David Wierzba détaille la manière dont les fonds Varenne ont navigué dans cet environnement, avec une gamme affichant entre 6 % et 12 % de performance depuis le début de l’année à la date de l’entretien, tout en rappelant l’intérêt des stratégies de décorrélation, de couverture macroéconomique et de sélection actions.
Varenne UCITS - Varenne Global A EUR Accumulation
Varenne UCITS - Varenne Valeur A EUR Acc
Bonjour, bienvenue dans le talk marché de Zoom Invest. Aujourd'hui, nous avons le plaisir de recevoir la société Varenne Capital Partners avec David Wierzba, qui est directeur du développement. Bonjour David. Bonjour Benjamin. Comment vas-tu ?
Très bien. Je te vois avec un grand sourire, à plusieurs égards. Absolument. On n'explique pas pourquoi. On n'explique pas pourquoi aussi, on peut le dire.
On a une belle victoire footballistique, on va dire, exactement. Alors, tout le monde connaît aujourd'hui effectivement Varenne Capital Partners. Ça fait quand même plusieurs années que vous êtes présent auprès des conseillers indépendants. Je crois que vous avez de bonnes actualités, des bonnes nouvelles à donner dans la maison. Tu vas nous en parler.
Est-ce que tu peux nous faire un récap de l'année 2026 ? De ce début d'année, on est début mai, on est le 6 mai plus exactement. Il se passe beaucoup de choses. Déclenchement de la guerre au Moyen-Orient, etc. Des fluctuations sur les marchés assez fortes.
Est-ce que tu peux nous faire un petit récap ? Avec plaisir. Merci de me recevoir. C'est une année en effet qui est extrêmement dense. On est début mai, tu le disais.
Pour autant, il s'est déjà passé beaucoup de choses. Nous, on considère qu'il faut vraiment la découper en trois phases différentes. Janvier-février, qui a été plutôt bien orienté sur les marchés et nos fonds, en ont bien profité. On pourra peut-être y revenir. Puis le mois de mars, qui a été extrêmement volatile.
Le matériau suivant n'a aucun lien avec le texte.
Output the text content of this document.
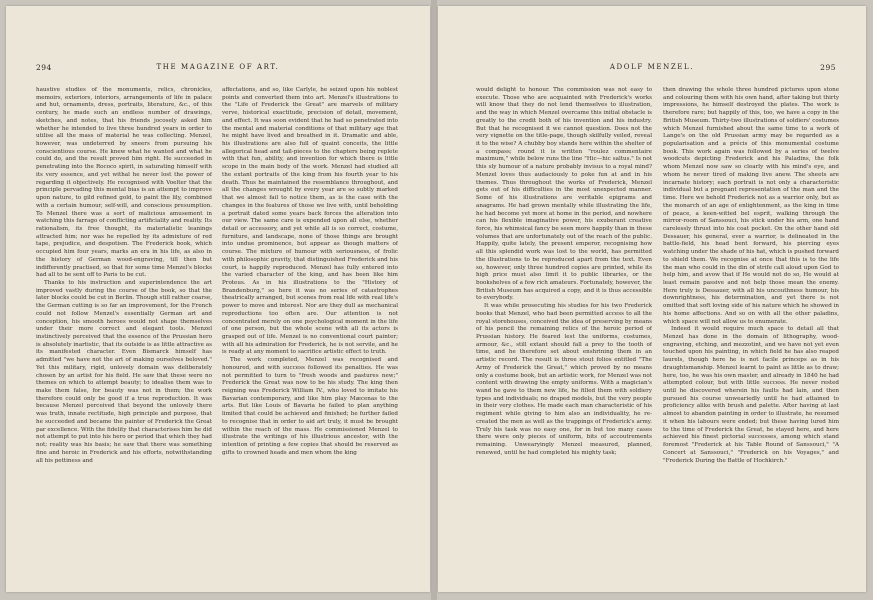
294	THE MAGAZINE OF ART.

haustive studies of the monuments, relics, chronicles, memoirs, exteriors, interiors, arrangements of life in palace and hut, ornaments, dress, portraits, literature, &c., of this century, he made such an endless number of drawings, sketches, and notes, that his friends jocosely asked him whether he intended to live three hundred years in order to utilise all the mass of material he was collecting. Menzel, however, was undeterred by sneers from pursuing his conscientious course. He knew what he wanted and what he could do, and the result proved him right. He succeeded in penetrating into the Rococo spirit, in saturating himself with its very essence, and yet withal he never lost the power of regarding it objectively. He recognised with Voelter that the principle pervading this mental bias is an attempt to improve upon nature, to gild refined gold, to paint the lily, combined with a certain humour, self-will, and conscious presumption. To Menzel there was a sort of malicious amusement in watching this farrago of conflicting artificiality and reality. Its rationalism, its free thought, its materialistic leanings attracted him; nor was he repelled by its admixture of red tape, prejudice, and despotism. The Frederick book, which occupied him four years, marks an era in his life, as also in the history of German wood-engraving, till then but indifferently practised, so that for some time Menzel's blocks had all to be sent off to Paris to be cut.

Thanks to his instruction and superintendence the art improved vastly during the course of the book, so that the later blocks could be cut in Berlin. Though still rather coarse, the German cutting is so far an improvement, for the French could not follow Menzel's essentially German art and conception, his smooth heroes would not shape themselves under their more correct and elegant tools. Menzel instinctively perceived that the essence of the Prussian hero is absolutely inartistic, that its outside is as little attractive as its manifested character. Even Bismarck himself has admitted "we have not the art of making ourselves beloved." Yet this military, rigid, unlovely domain was deliberately chosen by an artist for his field. He saw that these were no themes on which to attempt beauty; to idealise them was to make them false, for beauty was not in them; the work therefore could only be good if a true reproduction. It was because Menzel perceived that beyond the unlovely there was truth, innate rectitude, high principle and purpose, that he succeeded and became the painter of Frederick the Great par excellence. With the fidelity that characterises him he did not attempt to put into his hero or period that which they had not; reality was his basis; he saw that there was something fine and heroic in Frederick and his efforts, notwithstanding all his pettiness and

affectations, and so, like Carlyle, he seized upon his noblest points and converted them into art. Menzel's illustrations to the "Life of Frederick the Great" are marvels of military verve, historical exactitude, precision of detail, movement, and effect. It was soon evident that he had so penetrated into the mental and material conditions of that military age that he might have lived and breathed in it. Dramatic and able, his illustrations are also full of quaint conceits, the little allegorical head and tail-pieces to the chapters being replete with that fun, ability, and invention for which there is little scope in the main body of the work. Menzel had studied all the extant portraits of the king from his fourth year to his death. Thus he maintained the resemblance throughout, and all the changes wrought by every year are so subtly marked that we almost fail to notice them, as is the case with the changes in the features of those we live with, until beholding a portrait dated some years back forces the alteration into our view. The same care is expended upon all else, whether detail or accessory, and yet while all is so correct, costume, furniture, and landscape, none of those things are brought into undue prominence, but appear as though matters of course. The mixture of humour with seriousness, of frolic with philosophic gravity, that distinguished Frederick and his court, is happily reproduced. Menzel has fully entered into the varied character of the king, and has been like him Proteus. As in his illustrations to the "History of Brandenburg," so here it was no series of catastrophes theatrically arranged, but scenes from real life with real life's power to move and interest. Nor are they dull as mechanical reproductions too often are. Our attention is not concentrated merely on one psychological moment in the life of one person, but the whole scene with all its actors is grasped out of life. Menzel is no conventional court painter; with all his admiration for Frederick, he is not servile, and he is ready at any moment to sacrifice artistic effect to truth.

The work completed, Menzel was recognised and honoured, and with success followed its penalties. He was not permitted to turn to "fresh woods and pastures new;" Frederick the Great was now to be his study. The king then reigning was Frederick William IV., who loved to imitate his Bavarian contemporary, and like him play Mæcenas to the arts. But like Louis of Bavaria he failed to plan anything limited that could be achieved and finished; he further failed to recognise that in order to aid art truly, it must be brought within the reach of the mass. He commissioned Menzel to illustrate the writings of his illustrious ancestor, with the intention of printing a few copies that should be reserved as gifts to crowned heads and men whom the king

ADOLF MENZEL.	295

would delight to honour. The commission was not easy to execute. Those who are acquainted with Frederick's works will know that they do not lend themselves to illustration, and the way in which Menzel overcame this initial obstacle is greatly to the credit both of his invention and his industry. But that he recognised it we cannot question. Does not the very vignette on the title-page, though skilfully veiled, reveal it to the wise? A chubby boy stands here within the shelter of a compass; round it is written "roulez commentaire maximum," while below runs the line "Hic—hic saltus." Is not this sly humour of a nature probably invisus to a royal mind? Menzel loves thus audaciously to poke fun at and in his themes. Thus throughout the works of Frederick, Menzel gets out of his difficulties in the most unexpected manner. Some of his illustrations are veritable epigrams and anagrams. He had grown mentally while illustrating the life, he had become yet more at home in the period, and nowhere can his flexible imaginative power, his exuberant creative force, his whimsical fancy be seen more happily than in these volumes that are unfortunately out of the reach of the public. Happily, quite lately, the present emperor, recognising how all this splendid work was lost to the world, has permitted the illustrations to be reproduced apart from the text. Even so, however, only three hundred copies are printed, while its high price must also limit it to public libraries, or the bookshelves of a few rich amateurs. Fortunately, however, the British Museum has acquired a copy, and it is thus accessible to everybody.

It was while prosecuting his studies for his two Frederick books that Menzel, who had been permitted access to all the royal storehouses, conceived the idea of preserving by means of his pencil the remaining relics of the heroic period of Prussian history. He feared lest the uniforms, costumes, armour, &c., still extant should fall a prey to the tooth of time, and he therefore set about enshrining them in an artistic record. The result is three stout folios entitled "The Army of Frederick the Great," which proved by no means only a costume book, but an artistic work, for Menzel was not content with drawing the empty uniforms. With a magician's wand he gave to them new life, he filled them with soldiery types and individuals; no draped models, but the very people in their very clothes. He made each man characteristic of his regiment while giving to him also an individuality, he re-created the men as well as the trappings of Frederick's army. Truly his task was no easy one, for in but too many cases there were only pieces of uniform, bits of accoutrements remaining. Unwearyingly Menzel measured, planned, renewed, until he had completed his mighty task;

then drawing the whole three hundred pictures upon stone and colouring them with his own hand, after taking but thirty impressions, he himself destroyed the plates. The work is therefore rare; but happily of this, too, we have a copy in the British Museum. Thirty-two illustrations of soldiers' costumes which Menzel furnished about the same time to a work of Lange's on the old Prussian army may be regarded as a popularisation and a précis of this monumental costume book. This work again was followed by a series of twelve woodcuts depicting Frederick and his Paladins, the folk whom Menzel now saw so clearly with his mind's eye, and whom he never tired of making live anew. The sheets are incarnate history; each portrait is not only a characteristic individual but a pregnant representation of the man and the time. Here we behold Frederick not as a warrior only, but as the monarch of an age of enlightenment, as the king in time of peace, a keen-witted bel esprit, walking through the mirror-room of Sanssouci, his stick under his arm, one hand carelessly thrust into his coat pocket. On the other hand old Dessauer, his general, ever a warrior, is delineated in the battle-field, his head bent forward, his piercing eyes watching under the shade of his hat, which is pushed forward to shield them. We recognise at once that this is to the life the man who could in the din of strife call aloud upon God to help him, and avow that if He would not do so, He would at least remain passive and not help those mean the enemy. Here truly is Dessauer, with all his uncouthness humour, his downrightness, his determination, and yet there is not omitted that soft loving side of his nature which he showed in his home affections. And so on with all the other paladins, which space will not allow us to enumerate.

Indeed it would require much space to detail all that Menzel has done in the domain of lithography, wood-engraving, etching, and mezzotint, and we have not yet even touched upon his painting, in which field he has also reaped laurels, though here he is not facile princeps as in his draughtsmanship. Menzel learnt to paint as little as to draw; here, too, he was his own master, and already in 1840 he had attempted colour, but with little success. He never rested until he discovered wherein his faults had lain, and then pursued his course unweariedly until he had attained to proficiency alike with brush and palette. After having at last almost to abandon painting in order to illustrate, he resumed it when his labours were ended; but these having lured him to the time of Frederick the Great, he stayed here, and here achieved his finest pictorial successes, among which stand foremost "Frederick at his Table Round of Sanssouci," "A Concert at Sanssouci," "Frederick on his Voyages," and "Frederick During the Battle of Hochkirch."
Déclenchement de la guerre, du conflit au Moyen-Orient avec tous les débordements qu'on a pu connaître. Donc beaucoup de volatilité sur les marchés et puis nos fonds ont pu un petit peu être impactés. Et un mois, enfin d'avril, qui a été dynamique. Et là, on en a très bien profité puisque nos fonds performent très bien. Alors, c'est à la date à laquelle on se parle.
Mais l'ensemble de la gamme, on reparlera peut-être des fonds, mais performe entre 6 et 12 % depuis le début de l'année. Donc on est très satisfaits et on a su, et c'est ça qui est important, je pense, très bien naviguer dans des environnements de marché. On l'a dit toi et moi, qui ont été très mouvementés depuis le début de l'année. C'est ça qui est intéressant. C'est ça l'utilité de la gestion active et c'est de ça dont j'ai envie de parler aujourd'hui.
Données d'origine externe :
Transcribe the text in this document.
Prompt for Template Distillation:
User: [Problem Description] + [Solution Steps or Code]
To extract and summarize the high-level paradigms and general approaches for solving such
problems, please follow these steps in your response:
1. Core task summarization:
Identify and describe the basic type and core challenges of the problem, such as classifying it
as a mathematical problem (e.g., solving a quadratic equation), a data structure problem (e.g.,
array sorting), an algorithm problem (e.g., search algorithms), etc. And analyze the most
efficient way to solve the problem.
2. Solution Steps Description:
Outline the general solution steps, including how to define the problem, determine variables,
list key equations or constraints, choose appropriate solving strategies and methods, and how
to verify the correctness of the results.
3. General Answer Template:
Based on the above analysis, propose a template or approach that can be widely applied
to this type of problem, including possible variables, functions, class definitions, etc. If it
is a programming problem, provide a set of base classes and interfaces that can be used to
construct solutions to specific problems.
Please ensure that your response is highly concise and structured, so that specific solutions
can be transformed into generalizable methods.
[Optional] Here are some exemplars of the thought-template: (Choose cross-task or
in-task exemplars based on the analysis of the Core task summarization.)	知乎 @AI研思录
Bon, ça, c'est très bien. Bravo pour ces performances, effectivement, qui sont assez exceptionnelles. Et on rappelle que bien évidemment, les performances passées ne préjugent pas des performances futures. Absolument. Toujours bien de le rappeler.
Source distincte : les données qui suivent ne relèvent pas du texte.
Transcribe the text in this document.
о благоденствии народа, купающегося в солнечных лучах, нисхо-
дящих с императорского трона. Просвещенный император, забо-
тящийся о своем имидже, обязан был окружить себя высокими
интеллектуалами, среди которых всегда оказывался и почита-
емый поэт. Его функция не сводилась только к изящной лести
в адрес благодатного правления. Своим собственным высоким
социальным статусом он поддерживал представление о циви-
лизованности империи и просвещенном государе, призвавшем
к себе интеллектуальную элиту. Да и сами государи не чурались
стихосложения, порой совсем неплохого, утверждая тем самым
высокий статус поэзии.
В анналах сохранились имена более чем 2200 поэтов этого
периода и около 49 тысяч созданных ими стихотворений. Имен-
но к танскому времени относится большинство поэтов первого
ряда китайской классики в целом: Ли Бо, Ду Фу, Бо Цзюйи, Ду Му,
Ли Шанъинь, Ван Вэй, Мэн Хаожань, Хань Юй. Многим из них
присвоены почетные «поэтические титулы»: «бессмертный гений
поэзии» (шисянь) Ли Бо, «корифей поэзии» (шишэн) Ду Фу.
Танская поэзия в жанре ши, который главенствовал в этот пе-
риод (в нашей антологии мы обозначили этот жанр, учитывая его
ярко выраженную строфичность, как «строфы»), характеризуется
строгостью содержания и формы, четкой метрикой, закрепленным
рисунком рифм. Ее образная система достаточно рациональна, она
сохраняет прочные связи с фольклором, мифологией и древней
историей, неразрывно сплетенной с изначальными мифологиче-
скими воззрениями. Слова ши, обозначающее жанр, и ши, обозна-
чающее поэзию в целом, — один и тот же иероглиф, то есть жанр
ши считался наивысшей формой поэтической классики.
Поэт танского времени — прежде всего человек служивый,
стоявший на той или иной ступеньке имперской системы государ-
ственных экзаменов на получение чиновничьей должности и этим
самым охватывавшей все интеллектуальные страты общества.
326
Mais effectivement, ce sont de très bonnes performances. Et on disait en préparant que, justement, dans cet environnement un peu complexe, un peu volatile, on retrouvait finalement de la gestion active qui arrivait à battre la gestion passive et à battre les ETF notamment. Oui, c'est ça qui est intéressant. On entend de plus en plus parler de gestion passive, évidemment. Elle a fait aussi ses preuves, il faut le dire, ces dernières années.
C'était assez compliqué pour la gestion active de battre les indices. Et là, dans un environnement qui est assez complexe, nous en tout cas, on a su tirer notre épingle du jeu. Tu le disais, on est présent sur le marché des conseillers et des banquiers privés depuis longtemps. Les gens savent que dans nos fonds historiques, Varenne Valeur, Varenne Global, on assemble des stratégies de gestion complémentaires. On est investi sur les marchés actions, mais aussi avec des stratégies de décorrélation et de couverture.
Et l'objectif de cet assemblage de stratégies, c'est justement d'essayer de tirer notre épingle du jeu dans un environnement complexe. La gestion active sert à ça. C'est ce qu'on prêche nous chez Varenne depuis longtemps. Et c'est assez satisfaisant en effet quand ça marche, comme c'est le cas en ce moment. Evidemment, l'objectif, c'est que ça marche sur du long terme.
Mais on essaye, je parle de Varenne Valeur un instant, qui est le fonds qui est peut-être le plus connu, le plus gros en tout cas en termes d'encours. Vaisseau amiral, là. Flagship, comme on dit en anglais. Flagship. C'est un fonds qui assemble des stratégies plutôt cœur de portefeuille et qu'une dynamique action, puisque le fonds est investi environ à deux tiers.
Mais les autres stratégies apportent aussi leurs contributions. Il y a du short, de l'arbitrage de fusion-acquisition et des couvertures macroéconomiques, notamment en mars. Dans un marché plus agité, ces stratégies de décorrélation et de couverture ont apporté une contribution. Et c'est ça l'objectif de ce fonds-là et de notre gestion active en assemblant ces stratégies différenciantes. Bon, ben, super.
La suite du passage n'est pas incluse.